The Way We Were - With Typewriters

The outstanding British foreign correspondent Richard West died in Deal, Kent, on Saturday, aged 84. The GuardianThe Spectator and The Telegraph have run interesting obituaries - or, in the case of The Spectator, a rehash of a 1989 profile (see the praise from Graham Greene for West's insightful review of The Quiet American).
Used as the prototype of the fictitious freelance journalist hero in the 1973 book Harris in Wonderful, West (Harris) was described as surveying "the contemporary scene with a sort of bemused wonder, conspicuously harmless until he gets near a typewriter".
The Telegraph obituary for West drew a fascinating comment from Adrian Lithgow, who worked with West on the Mail on SundayLithgow, now managing director of George Berkeley Public Relations, worked  for the West Lancs Evening Gazette, Sunday Mercury, Mail on Sunday, Sunday Business and BusinessAge and since 2010 has also been an editor at BastideLife. Lithgrow wrote about West's astonishing skill:
"I remember when West came in to the newsroom of the Mail on Sunday to write an article, sat at an old Remington and proceeded to type. He didn't look up, consult a note, go back to correct himself, but wrote the 1000-word piece without hesitation, repetition or deviation. Got to the end after about 20 minutes, assembled the copy and put it in the in-copy tray and then left without a word to anyone expect a five-minute detour to see the then editor Stewart Steven. And his article appeared in the next edition without any sub-editor's correction.

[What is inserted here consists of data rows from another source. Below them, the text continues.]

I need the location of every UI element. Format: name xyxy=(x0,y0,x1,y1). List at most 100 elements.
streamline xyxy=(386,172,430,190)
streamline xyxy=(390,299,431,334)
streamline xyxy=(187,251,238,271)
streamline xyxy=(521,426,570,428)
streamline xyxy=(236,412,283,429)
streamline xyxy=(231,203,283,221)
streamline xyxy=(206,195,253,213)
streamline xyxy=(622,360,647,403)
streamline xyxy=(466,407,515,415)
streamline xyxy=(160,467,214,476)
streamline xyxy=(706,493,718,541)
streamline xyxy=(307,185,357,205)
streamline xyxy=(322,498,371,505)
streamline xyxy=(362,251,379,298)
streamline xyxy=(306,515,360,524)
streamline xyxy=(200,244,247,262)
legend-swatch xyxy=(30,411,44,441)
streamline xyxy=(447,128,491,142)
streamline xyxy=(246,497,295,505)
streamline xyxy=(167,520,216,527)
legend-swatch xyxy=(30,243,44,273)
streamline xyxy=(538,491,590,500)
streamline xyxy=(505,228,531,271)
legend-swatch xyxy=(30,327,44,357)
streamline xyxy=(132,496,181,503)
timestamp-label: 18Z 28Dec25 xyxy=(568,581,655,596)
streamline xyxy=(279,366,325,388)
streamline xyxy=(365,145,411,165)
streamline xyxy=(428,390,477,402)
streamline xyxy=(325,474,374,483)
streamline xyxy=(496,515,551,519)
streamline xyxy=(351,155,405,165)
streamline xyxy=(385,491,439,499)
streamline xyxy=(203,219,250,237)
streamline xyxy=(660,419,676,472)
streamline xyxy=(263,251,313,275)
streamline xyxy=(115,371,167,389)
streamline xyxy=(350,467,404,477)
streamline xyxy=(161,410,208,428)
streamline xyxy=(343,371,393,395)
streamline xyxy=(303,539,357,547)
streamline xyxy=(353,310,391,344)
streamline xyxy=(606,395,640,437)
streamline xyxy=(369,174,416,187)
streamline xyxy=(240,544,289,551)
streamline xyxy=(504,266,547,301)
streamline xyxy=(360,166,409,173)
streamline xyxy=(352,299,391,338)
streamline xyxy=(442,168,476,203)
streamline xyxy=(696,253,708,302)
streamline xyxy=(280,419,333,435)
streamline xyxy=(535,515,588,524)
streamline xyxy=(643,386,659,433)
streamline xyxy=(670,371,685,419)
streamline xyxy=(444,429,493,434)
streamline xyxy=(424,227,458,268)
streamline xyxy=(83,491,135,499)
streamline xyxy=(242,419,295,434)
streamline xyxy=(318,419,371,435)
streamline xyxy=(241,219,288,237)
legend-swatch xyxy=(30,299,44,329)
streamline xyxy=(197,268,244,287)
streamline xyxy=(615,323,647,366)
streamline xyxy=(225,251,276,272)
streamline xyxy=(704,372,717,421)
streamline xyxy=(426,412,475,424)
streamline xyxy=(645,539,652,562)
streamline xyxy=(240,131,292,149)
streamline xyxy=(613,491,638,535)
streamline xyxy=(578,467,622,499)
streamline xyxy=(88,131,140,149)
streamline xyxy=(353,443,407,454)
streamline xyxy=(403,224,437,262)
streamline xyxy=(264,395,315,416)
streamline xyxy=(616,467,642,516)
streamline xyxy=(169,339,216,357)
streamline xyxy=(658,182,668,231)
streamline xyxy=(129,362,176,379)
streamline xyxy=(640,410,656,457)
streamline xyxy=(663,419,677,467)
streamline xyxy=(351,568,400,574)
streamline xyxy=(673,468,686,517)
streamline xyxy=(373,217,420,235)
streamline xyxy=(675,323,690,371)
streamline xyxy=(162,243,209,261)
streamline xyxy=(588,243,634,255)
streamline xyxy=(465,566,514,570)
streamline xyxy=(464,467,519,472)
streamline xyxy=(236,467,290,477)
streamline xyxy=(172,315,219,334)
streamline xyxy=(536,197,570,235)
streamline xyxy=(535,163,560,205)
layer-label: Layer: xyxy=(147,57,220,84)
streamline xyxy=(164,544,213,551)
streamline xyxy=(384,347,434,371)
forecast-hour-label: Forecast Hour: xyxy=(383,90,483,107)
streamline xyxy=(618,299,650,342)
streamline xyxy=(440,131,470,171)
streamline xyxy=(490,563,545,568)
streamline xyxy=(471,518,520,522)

That was doing it in style!"
I'd like to challenge any young would-be journalist today (Jasper?!) to do that:
1. One typewriter.
2. 20 minutes.
3. No hesitating.
4. No consulting notes.
5. 1000 words.
6. No stopping for corrections. No need for corrections later.
Go! (JL: I wouldn't ask you to do something I haven't done myself!)
Perhaps the budding journo could try something else West did: One-time North Country newspaper colleague Michael Frayne (Travels With a Typewriter) recalled that West once wrote an article on a sheep dog trial through the eyes of a sheep.
Richard Leaf West was born in Chelsea, London, on July 18, 1930, the son of Douglas West, a publisher and sometime journalist who was once literary editor of the Daily Mail. He was raised in North America during the World War II years. A reporter and author, Dick West will be best remembered for his coverage of the Vietnam War and Yugoslavia.
Neal Ascherson's The Guardian obituary points out that West claimed “liberal censorship” at home, the precursor of political correctness, was stifling his attempts to report that moral permissiveness – drugs, porn, “radical politics” – were a bigger cause of US defeat than military failure.
Far from being a big boozer by normal journalistic standards, West went for a drink one night in Saigon, woke up the next morning on the edge of a paddy field, thumbed down a lift and asked the driver what was the nearest city. "Singapore, of course" came the reply. Which is about 680 miles from Saigon, as the crow flies.
West started his newspaper career at the Manchester Guardian (where he was assigned to cover the sheep dog trials) and later the Daily Mirror in London. As letters editor at the Mirror, he tried to spice up the pages with letters he wrote himself, including one headed "Why can’t we have a teenage Pope?”, as well as the classified ads page with “Beaters wanted for budgie shoot in West Midlands”.
West soon got involved in far more serious matters and went on to work in Eastern Europe, Southern Africa, Central America and Indochina. He was married to a former colleague of mine, the Irish journalist Mary Kenny (who gave the world that wonderful Private Eye expression, "Discussing Ugandan Affairs"). In his later life West produced biographies of Daniel Defoe and Chaucer. He once wrote a controversial book (River of Tears) about Rio Tinto Zinc. Far from being offended, an Australian director bought up 200 copies to give to his executives. The book also inspired Harris in Wonderland.

1 comment:

Jasper Lindell said...

Now, that's the sort of journalist I look up to. Whether it's possible to do it these days is something I hope to test.

And as for the challenge, I'm thinking I should give it a go! (I don't have high hopes, of course.) I'll have a crack and report the results in a future blogpost.